CheetahER: A Fast Entity Resolution System for Heterogeneous Camera Data

The SIGMOD Programming Contest 2020 raises a real-world entity resolution problem, which requires to identify product specifications from multiple e-commerce websites that represent the same real-world cameras. Entity resolution has been extensively studied and the general solution framework consists of two phases: blocking and matching. Most existing works focus on the matching phase, which trains (complex) models on large volumes of data and uses the models to decide whether a pair of descriptions refers to the same real-world object.
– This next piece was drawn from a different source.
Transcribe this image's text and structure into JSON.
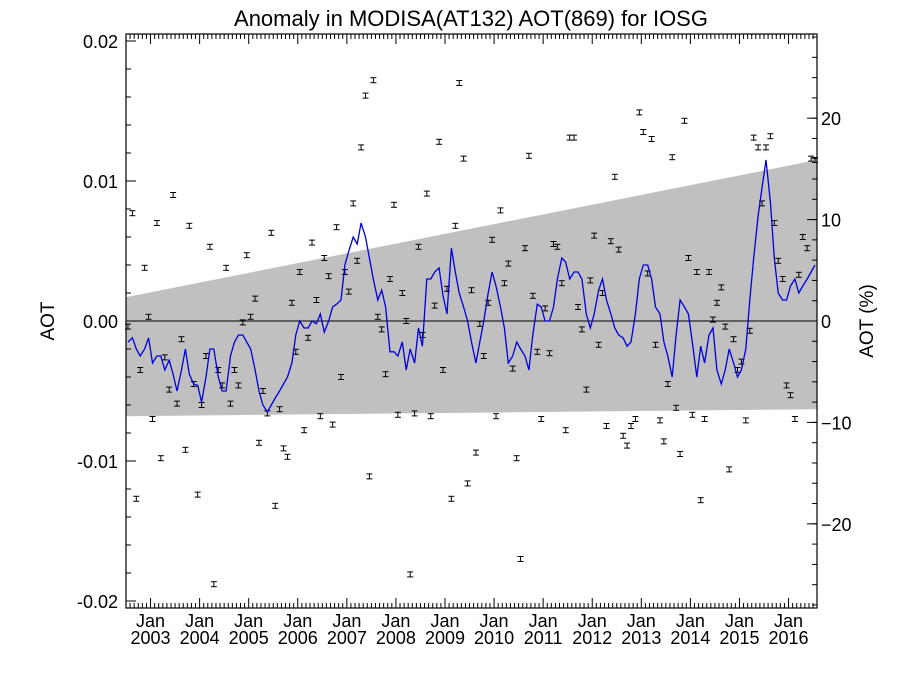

However, training a high-quality model is difficult for the SIGMOD contest because there is only a limited amount of labeled data and the product specifications can be dirty and incomplete. In this paper, we propose CheetahER, an accurate and efficient entity resolution system. Different from existing works, we focus on improving the effectiveness of the blocking phase, which is overlooked in both academia researches and industry systems, and propose a two-phase blocking framework to group the product specifications according to brand and model. The pre-processing and data cleaning procedures are also carefully designed to improve data quality. CheetahER ranks the 1st in accuracy among 53 teams and completes the task within 20 seconds. Even though some designs of CheetahER are specialized for camera datasets, its novel two-phase blocking framework and operators (i.e., merging and splitting) may generalize to other entity resolution tasks.